Inflection Points: The Dangers of Premature Scaling


This opening edition of Inflection Points highlights a chart found in the newsletter of former Uber head of growth and current a16z partner Andrew Chen. But before we get to that, if you haven’t read it already, check out our own Fernando Dal Re’s excellent article on Crunchbase on advising early-stage founders not to accept big VC checks too early. Instead, they should raise smaller checks from smart, operational investors who will help them beyond merely providing cash (sound like anyone you know? Hey! Over here! ✋). The danger, he says, is that “with more money to play with, startups aren’t encouraged to adopt a lean mentality and have a higher risk of scaling prematurely." 

Mr. Chen may have seen this and decided that he needed to be on the “Premature Scaling” corner with Mr. Dal Re. Not long after Fernando's article was published, he sent out a newsletter with the subject “Why premature scaling fails: The Traction Treadmill.” 
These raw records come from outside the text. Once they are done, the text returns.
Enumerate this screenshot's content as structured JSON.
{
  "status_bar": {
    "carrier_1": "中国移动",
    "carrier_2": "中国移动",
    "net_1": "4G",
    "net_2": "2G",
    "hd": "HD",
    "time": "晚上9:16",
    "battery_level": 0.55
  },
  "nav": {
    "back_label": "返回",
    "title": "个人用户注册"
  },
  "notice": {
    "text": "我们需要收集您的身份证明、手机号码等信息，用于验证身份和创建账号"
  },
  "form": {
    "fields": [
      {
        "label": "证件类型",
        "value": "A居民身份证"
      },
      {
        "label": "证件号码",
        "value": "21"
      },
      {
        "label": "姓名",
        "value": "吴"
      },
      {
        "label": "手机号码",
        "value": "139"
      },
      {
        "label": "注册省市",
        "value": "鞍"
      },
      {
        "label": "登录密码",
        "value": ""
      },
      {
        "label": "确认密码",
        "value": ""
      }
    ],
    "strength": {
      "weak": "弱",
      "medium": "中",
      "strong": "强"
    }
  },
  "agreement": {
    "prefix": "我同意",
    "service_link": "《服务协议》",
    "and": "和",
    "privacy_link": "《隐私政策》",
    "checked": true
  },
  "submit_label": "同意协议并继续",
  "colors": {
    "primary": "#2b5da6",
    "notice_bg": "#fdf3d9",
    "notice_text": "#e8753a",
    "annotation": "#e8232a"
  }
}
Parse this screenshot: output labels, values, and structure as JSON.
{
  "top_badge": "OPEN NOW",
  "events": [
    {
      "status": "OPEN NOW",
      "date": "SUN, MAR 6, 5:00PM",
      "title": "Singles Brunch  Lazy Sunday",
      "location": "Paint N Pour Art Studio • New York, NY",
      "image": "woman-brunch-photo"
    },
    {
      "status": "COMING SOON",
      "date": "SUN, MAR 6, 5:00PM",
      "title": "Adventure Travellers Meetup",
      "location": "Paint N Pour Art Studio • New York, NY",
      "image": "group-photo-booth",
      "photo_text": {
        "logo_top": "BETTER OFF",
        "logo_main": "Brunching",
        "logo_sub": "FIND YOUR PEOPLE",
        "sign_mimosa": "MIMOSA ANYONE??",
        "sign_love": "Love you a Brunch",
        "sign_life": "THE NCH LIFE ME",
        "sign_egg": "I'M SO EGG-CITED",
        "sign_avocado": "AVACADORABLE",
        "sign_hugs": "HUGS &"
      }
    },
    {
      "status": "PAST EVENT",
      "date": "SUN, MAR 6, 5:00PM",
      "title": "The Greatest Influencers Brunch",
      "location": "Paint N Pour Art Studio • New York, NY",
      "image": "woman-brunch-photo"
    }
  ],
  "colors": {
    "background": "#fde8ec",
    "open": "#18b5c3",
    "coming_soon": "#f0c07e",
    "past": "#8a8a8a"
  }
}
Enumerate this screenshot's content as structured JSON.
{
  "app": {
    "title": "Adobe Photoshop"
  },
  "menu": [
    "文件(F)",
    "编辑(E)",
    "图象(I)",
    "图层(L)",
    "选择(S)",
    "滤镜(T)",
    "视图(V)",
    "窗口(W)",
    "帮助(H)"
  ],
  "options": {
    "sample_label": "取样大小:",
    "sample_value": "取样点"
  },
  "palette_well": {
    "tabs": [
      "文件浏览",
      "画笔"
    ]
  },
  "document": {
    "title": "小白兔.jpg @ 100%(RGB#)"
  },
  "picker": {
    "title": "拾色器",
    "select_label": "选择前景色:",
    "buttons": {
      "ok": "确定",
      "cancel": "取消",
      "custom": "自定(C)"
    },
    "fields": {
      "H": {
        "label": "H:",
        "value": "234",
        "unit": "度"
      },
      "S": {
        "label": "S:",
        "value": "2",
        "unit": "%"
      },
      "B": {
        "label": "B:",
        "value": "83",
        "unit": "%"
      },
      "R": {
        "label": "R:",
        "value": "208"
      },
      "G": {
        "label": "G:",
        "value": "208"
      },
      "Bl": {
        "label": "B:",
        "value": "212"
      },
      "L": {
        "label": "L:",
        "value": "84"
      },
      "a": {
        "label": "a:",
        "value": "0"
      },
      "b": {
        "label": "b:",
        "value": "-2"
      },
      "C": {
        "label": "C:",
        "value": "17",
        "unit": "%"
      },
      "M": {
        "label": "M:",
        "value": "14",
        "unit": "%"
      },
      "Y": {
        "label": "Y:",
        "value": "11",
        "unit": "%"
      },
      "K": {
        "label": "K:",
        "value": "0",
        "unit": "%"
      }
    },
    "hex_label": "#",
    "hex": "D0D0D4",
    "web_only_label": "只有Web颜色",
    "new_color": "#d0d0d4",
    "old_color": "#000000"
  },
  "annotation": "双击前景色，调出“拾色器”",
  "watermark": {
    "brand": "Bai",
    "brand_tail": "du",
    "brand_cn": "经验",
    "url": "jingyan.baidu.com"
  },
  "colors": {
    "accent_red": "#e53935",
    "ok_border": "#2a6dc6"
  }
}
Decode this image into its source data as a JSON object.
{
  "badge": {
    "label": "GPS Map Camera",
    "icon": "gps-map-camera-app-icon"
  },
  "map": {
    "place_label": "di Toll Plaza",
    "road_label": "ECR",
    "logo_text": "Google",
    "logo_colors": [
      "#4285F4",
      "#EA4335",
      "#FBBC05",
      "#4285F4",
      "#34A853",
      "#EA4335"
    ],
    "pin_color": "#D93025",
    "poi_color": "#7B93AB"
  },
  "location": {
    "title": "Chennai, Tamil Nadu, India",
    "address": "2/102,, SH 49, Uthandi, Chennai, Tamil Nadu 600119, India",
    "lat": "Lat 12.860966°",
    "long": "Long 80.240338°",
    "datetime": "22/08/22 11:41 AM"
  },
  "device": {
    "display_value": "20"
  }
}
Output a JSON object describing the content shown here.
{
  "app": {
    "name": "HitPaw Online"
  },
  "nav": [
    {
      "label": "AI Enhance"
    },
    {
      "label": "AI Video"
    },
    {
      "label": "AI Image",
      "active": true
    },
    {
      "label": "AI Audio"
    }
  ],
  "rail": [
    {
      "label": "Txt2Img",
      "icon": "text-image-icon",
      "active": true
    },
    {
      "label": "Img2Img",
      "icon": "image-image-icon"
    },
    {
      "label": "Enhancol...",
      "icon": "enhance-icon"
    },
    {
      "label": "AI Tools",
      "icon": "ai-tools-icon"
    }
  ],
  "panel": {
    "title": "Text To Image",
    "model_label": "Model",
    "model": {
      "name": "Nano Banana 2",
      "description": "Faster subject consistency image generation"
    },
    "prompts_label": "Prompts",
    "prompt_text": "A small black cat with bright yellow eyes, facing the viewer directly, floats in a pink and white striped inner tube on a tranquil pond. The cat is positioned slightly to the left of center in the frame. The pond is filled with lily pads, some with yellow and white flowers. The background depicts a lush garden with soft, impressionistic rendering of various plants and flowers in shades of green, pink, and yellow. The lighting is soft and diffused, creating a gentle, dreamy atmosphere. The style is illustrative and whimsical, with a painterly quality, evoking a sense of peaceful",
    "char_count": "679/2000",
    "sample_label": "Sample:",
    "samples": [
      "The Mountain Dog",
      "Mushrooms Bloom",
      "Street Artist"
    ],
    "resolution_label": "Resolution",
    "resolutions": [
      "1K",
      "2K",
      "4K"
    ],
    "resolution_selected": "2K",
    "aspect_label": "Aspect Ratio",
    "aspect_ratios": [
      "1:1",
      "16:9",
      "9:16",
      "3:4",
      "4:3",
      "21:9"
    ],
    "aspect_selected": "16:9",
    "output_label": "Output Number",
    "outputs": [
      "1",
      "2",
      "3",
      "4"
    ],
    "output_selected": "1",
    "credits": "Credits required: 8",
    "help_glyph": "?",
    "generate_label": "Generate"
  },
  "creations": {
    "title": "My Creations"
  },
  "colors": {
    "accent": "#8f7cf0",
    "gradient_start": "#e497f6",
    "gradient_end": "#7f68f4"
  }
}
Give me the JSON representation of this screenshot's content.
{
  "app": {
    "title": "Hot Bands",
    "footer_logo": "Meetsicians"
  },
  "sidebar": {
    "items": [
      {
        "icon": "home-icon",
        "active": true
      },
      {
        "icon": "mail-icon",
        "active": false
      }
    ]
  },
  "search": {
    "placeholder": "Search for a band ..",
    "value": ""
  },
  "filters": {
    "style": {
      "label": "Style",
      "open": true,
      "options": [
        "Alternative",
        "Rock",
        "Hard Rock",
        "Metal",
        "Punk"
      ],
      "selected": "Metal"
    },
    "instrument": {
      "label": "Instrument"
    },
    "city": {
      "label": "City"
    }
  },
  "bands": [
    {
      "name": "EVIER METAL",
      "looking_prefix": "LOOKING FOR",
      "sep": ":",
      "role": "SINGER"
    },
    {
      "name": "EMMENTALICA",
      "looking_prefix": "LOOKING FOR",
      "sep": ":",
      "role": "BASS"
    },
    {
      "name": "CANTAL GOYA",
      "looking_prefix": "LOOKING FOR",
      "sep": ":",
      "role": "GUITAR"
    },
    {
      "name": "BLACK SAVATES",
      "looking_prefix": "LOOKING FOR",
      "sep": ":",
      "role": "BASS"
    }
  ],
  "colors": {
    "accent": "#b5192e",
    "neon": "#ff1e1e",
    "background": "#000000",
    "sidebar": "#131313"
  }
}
Chen makes the same basic point as Dal Re that trying to scale before getting product-market fit can kill your company, and then proceeds to describe how too much user churn means large outlays of money to continue growing. (Is he talking about Uber?🤔) Chen asserts that the larger your user base, the harder it becomes to iterate on your product to make it stickier. Your team is bigger and the product’s complexity is higher, making it hard to scale and fix at the same time while also locking you into the product that you have. "Scale is the enemy of iteration", he says.

He complements his discussion of what good retention and acquisition look like with C3 charts. My favorites! (For more on C3 charts, check this article from my favorite customer lifetime value thought leaders, Fader and McCarthy.) They illustrate cohort user or revenue retention over the long term, combined with the growth of the overall metric over time.

Source: Why premature scaling fails: The Traction Treadmill

Note that strong retention on the top row shows up as horizontal (or, in some cases, upward sloping) cohort revenues over time for each cohort, while the lousy retention on the bottom row shows a downward slope. The “meh” acquisition in the left-hand column looks like linear or plateauing revenue over time, while the “on fire” acquisition is super-linear or exponential. 

I think Dal Re and Chen would agree with me that startups with horizontal or upward-sloping C3 charts have strong quantitative signals of product-market fit and may be ready to scale. Such a startup has arrived at an Inflection Point!